One approach is to start with your abandoned old hardware and just upgrade some or maybe most of the components. Unless the machine is more than, say, 7 or 8 years old, the case is probably just fine. Recent cases have USB and audio ports in the front, so those are a sign that the case will be upgrade friendly. The older the machine, the more of its components you're likely to want to replace. But a decent case and the power supply inside will save you a few bucks no matter what. As an example, my most recent upgrade was on a computer I had built 3 years previously. The case and power supply were fine, but I wanted a little more oomph so I replaced the motherboard, the CPU, and the memory (RAM). The optical drive (DVD and CD) and hard drive were also fine. All the new parts together came to $150, but I put the leftovers into an even older case and sold that rebuilt computer on Craigslist for $55 (a bargain -- swamped with would-be buyers at that price), so the net out of pocket cost for the upgrade was $95.

Or, start from scratch

The other approach is to start from scratch.
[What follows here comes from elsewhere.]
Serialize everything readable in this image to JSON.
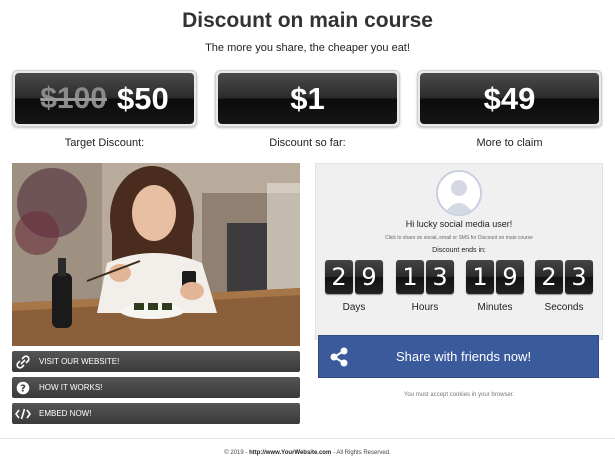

One of the sources I use is Newegg (whether upgrading or starting from scratch), but there's plenty of competition out there. And actually, Newegg will help walk you through the process here, but you can also Google other tutorials for do-it-yourself (DIY) computers.
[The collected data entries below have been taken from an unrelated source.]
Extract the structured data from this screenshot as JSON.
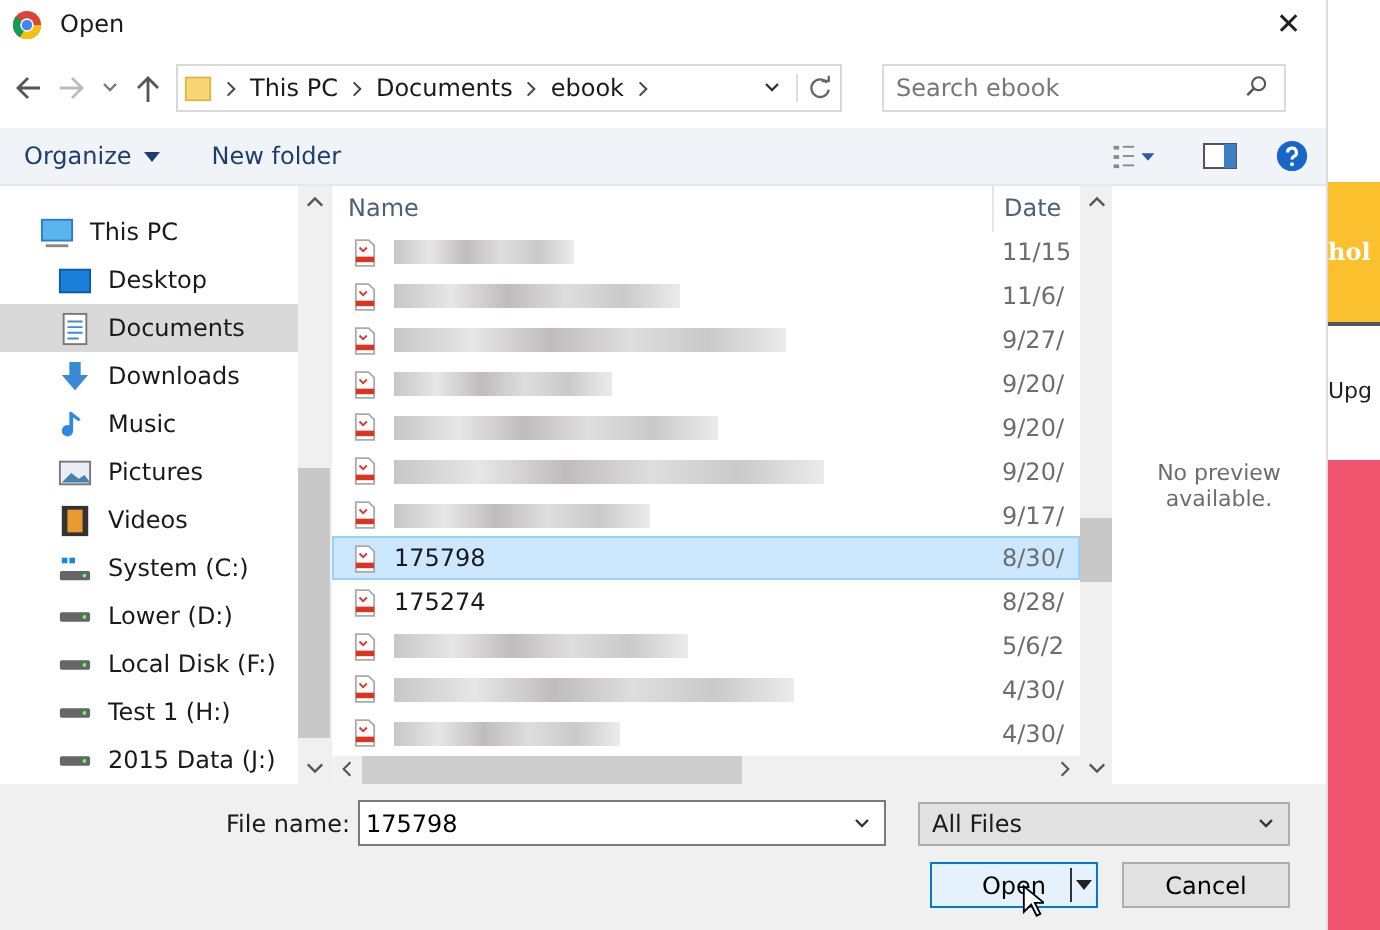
{
  "window": {
    "title": "Open",
    "close": "✕"
  },
  "address": {
    "crumbs": [
      "This PC",
      "Documents",
      "ebook"
    ]
  },
  "search": {
    "placeholder": "Search ebook"
  },
  "toolbar": {
    "organize": "Organize",
    "new_folder": "New folder"
  },
  "sidebar": {
    "items": [
      {
        "label": "This PC",
        "kind": "pc",
        "selected": false
      },
      {
        "label": "Desktop",
        "kind": "desktop",
        "selected": false
      },
      {
        "label": "Documents",
        "kind": "documents",
        "selected": true
      },
      {
        "label": "Downloads",
        "kind": "downloads",
        "selected": false
      },
      {
        "label": "Music",
        "kind": "music",
        "selected": false
      },
      {
        "label": "Pictures",
        "kind": "pictures",
        "selected": false
      },
      {
        "label": "Videos",
        "kind": "videos",
        "selected": false
      },
      {
        "label": "System (C:)",
        "kind": "system-drive",
        "selected": false
      },
      {
        "label": "Lower (D:)",
        "kind": "drive",
        "selected": false
      },
      {
        "label": "Local Disk (F:)",
        "kind": "drive",
        "selected": false
      },
      {
        "label": "Test 1 (H:)",
        "kind": "drive",
        "selected": false
      },
      {
        "label": "2015 Data (J:)",
        "kind": "drive",
        "selected": false
      }
    ]
  },
  "table": {
    "columns": [
      "Name",
      "Date"
    ],
    "rows": [
      {
        "kind": "blurred",
        "date": "11/15",
        "selected": false
      },
      {
        "kind": "blurred",
        "date": "11/6/",
        "selected": false
      },
      {
        "kind": "blurred",
        "date": "9/27/",
        "selected": false
      },
      {
        "kind": "blurred",
        "date": "9/20/",
        "selected": false
      },
      {
        "kind": "blurred",
        "date": "9/20/",
        "selected": false
      },
      {
        "kind": "blurred",
        "date": "9/20/",
        "selected": false
      },
      {
        "kind": "blurred",
        "date": "9/17/",
        "selected": false
      },
      {
        "kind": "file",
        "name": "175798",
        "date": "8/30/",
        "selected": true
      },
      {
        "kind": "file",
        "name": "175274",
        "date": "8/28/",
        "selected": false
      },
      {
        "kind": "blurred",
        "date": "5/6/2",
        "selected": false
      },
      {
        "kind": "blurred",
        "date": "4/30/",
        "selected": false
      },
      {
        "kind": "blurred",
        "date": "4/30/",
        "selected": false
      }
    ]
  },
  "preview": {
    "message": "No preview available."
  },
  "footer": {
    "file_name_label": "File name:",
    "file_name": "175798",
    "file_type": "All Files",
    "open": "Open",
    "cancel": "Cancel"
  },
  "background_page": {
    "banner": "hol",
    "heading": "Upg"
  }
}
What a desktop PC consists of

Regardless of the approach you take, this is everything essential that goes into a home computer, whether it's worth $50 or $5000:

  • A case
  • A power supply. Often this is included when you buy or inherit a case, and they are generally more convenient and cheaper together.
  • A motherboard
  • A CPU
  • A cooling fan for the CPU. Sometimes this comes with the CPU, in which case you don't have to buy a separate one.
  • Memory (RAM)
  • A hard drive (spinning) or solid state drive (SSD). SSDs are much faster but more costly.
  • An optical drive, meaning a DVD or CD or Blu-ray drive. (A minimalist could argue that this is not absolutely essential, but it's such a practical item that you should have one.)

And that's it.

Upgrading an existing computer

It follows that a minimalist DIY upgrade to a newer computer might be to simply increase RAM, or put in a more powerful CPU (with cooling fan). You don't even need a screwdriver for either of these upgrades, except possibly to open up the case.

Repairing a broken computer

A pretty straightforward repair to a "broken" computer might entail replacing the power supply. Or replacing the hard drive.  Either of these repairs amounts to merely detaching some cables, using a screwdriver to replace the old unit with a new one, and re-attaching the cables.


In addition, but distinct from the PC unit itself, you'll need a mouse and keyboard and monitor. All the other bells and whistles you see in marketing brochures are either going to be onboard -- built in to the motherboard -- or embellishments you can acquire separately. Onboard examples you get automatically are:

  • USB ports
  • Video port(s)
  • Audio ports for microphone, speakers, headphones


Finally, when you're done, you'll need some software, starting with an operating system. You can install Windows if you have a license. Or you can try out Linux.